L’argument de Trump pour l’emploi semble également relever de la rhétorique nationalo-populiste à laquelle il nous a déjà habitués. Même le Financial Times, qu’on ne peut soupçonner de grandes sympathies pour la justice climatique, l’a pris en défaut sur ce point en notant qu’environ trois fois plus d’Américains travaillent dans le secteur de l’énergie solaire et éolienne que dans l’industrie du charbon, que Trump semble méprendre pour une locomotive de croissance. Mettons de côté le fait que ces formes d’énergie dites «renouvelables» présentent elles aussi des limites importantes sur le plan environnemental; le calcul de Trump en termes d’emploi semble défier l’arithmétique la plus élémentaire. Il apparait clair que cette décision relève davantage d’une démagogie populiste, visant à consolider une base électorale nationaliste et climato-sceptique, que d’un véritable souci pour la souveraineté ou la relance économique américaine.
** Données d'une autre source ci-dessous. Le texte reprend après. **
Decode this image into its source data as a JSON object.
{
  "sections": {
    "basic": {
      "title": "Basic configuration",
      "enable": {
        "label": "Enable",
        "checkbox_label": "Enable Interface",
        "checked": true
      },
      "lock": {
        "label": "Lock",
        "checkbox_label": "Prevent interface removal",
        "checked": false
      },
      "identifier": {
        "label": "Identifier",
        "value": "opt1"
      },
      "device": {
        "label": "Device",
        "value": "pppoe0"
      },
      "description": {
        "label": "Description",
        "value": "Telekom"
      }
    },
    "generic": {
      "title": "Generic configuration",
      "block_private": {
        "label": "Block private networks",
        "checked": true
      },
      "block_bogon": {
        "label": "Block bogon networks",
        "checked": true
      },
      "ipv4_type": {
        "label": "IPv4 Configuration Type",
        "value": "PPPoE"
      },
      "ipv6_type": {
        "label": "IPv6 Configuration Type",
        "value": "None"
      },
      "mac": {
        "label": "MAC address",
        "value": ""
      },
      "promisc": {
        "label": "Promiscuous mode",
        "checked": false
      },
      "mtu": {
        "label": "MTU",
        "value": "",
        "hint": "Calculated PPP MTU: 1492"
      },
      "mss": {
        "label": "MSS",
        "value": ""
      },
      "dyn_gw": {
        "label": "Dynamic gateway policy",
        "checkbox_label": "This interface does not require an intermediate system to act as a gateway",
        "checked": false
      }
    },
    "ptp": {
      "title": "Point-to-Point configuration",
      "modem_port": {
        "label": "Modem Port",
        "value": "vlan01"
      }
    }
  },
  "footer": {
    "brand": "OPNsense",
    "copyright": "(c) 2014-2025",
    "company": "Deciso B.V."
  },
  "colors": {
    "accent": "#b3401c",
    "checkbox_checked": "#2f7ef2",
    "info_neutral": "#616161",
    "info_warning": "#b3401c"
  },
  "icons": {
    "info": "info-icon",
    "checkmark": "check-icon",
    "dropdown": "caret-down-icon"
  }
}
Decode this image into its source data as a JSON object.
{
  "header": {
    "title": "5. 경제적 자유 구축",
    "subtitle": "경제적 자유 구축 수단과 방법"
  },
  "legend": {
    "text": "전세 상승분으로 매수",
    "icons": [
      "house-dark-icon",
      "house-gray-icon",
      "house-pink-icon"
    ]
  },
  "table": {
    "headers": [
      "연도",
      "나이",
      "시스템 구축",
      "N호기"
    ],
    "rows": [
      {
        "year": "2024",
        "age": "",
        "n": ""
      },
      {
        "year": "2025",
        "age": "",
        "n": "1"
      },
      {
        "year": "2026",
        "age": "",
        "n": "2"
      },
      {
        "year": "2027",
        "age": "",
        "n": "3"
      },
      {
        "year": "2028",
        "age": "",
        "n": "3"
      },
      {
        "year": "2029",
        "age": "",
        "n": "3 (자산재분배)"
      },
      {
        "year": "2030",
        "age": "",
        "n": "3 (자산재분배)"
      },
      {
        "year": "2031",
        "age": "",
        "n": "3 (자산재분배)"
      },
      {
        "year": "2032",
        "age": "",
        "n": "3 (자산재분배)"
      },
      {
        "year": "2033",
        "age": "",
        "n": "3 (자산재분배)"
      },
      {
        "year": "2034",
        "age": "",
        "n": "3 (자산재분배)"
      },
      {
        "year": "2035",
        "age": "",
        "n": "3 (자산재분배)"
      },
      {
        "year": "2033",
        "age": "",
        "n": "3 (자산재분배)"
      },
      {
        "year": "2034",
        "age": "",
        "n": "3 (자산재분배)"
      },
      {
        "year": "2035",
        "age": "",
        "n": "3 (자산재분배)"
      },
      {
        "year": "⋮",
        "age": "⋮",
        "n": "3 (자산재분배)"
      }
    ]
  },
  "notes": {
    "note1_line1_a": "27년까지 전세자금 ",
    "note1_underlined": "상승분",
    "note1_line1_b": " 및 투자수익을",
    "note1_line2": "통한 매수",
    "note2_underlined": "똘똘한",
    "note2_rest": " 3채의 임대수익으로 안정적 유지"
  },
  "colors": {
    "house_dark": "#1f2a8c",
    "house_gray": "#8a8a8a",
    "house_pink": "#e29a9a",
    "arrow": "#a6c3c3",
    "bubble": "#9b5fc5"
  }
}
Il semble également que l’Accord de Paris, loin d’être «injuste», ait en fait été plus avantageux sur certains plans pour les États-Unis que le Protocole de Kyoto. En effet, ce protocole ne comprend pas de cible pour les pays ne faisant pas partie de l’Annexe 1 – comme la Chine, le Brésil et l’Inde – et comporte des cibles contraignantes ainsi que des sanctions légales et économiques pour les pays développés qui ne rencontrent pas leurs objectifs. Si les États-Unis se sont également retirés du Protocole de Kyoto en 2001, l’Accord de Paris semblait plus prometteur puisque moins contraignant pour eux, en plus d’exiger des cibles de leurs compétiteurs émergents.
Un impact limité
Aux États-Unis même, la décision de Trump, au-delà de la poudre aux yeux démagogique, pourrait somme toute avoir un impact assez limité. Le système fédéral américain laisse en effet une grande marge de manœuvre aux États pour légiférer en matière environnementale. Par exemple, la Californie a mis en place certaines mesures environnementales parmi les plus avancées du monde. Le retrait de l’Accord de Paris ne change strictement rien aux législations des États en cette matière. Les États-Unis pourraient même de facto atteindre leurs objectifs de Paris grâce aux mesures proactives de plusieurs États et ce, malgré les obstructions de l’administration fédérale. Sur le plan international, les leaders chinois, français, allemands et autres ont déjà signifié leur souhait d’aller de l’avant avec l’accord.
Sans doute, Donald Trump est un véritable danger pour la lutte aux changements climatiques. Mais il ne faut pas se leurrer : le greenwashing des élites économiques et politiques de même que l’incapacité systémique du capitalisme mondial de se réformer en profondeur sont aussi dangereux pour la planète et la justice climatique.
Défendre l’Accord de Paris comme une panacée risque de faire oublier la nécessité d’une mobilisation démocratique pour une transition écologique. Or, la lutte aux changements climatiques ne peut faire l’économie d’une mobilisation citoyenne visant à mettre en place des solutions sur le plan local , à transformer les bases de notre vie socio-économique ou à tout le moins à faire pression sans relâche sur les élus pour qu’ils augmentent les objectifs de réduction des émissions. En ce sens, le retrait de la mobilisation environnementale citoyenne est beaucoup plus dommageable que celui des États-Unis de l’Accord de Paris. Pendant que nous espérons des solutions en provenance d’accords internationaux insuffisants et fragilisés, la réalité climatique, elle, n’attend pas.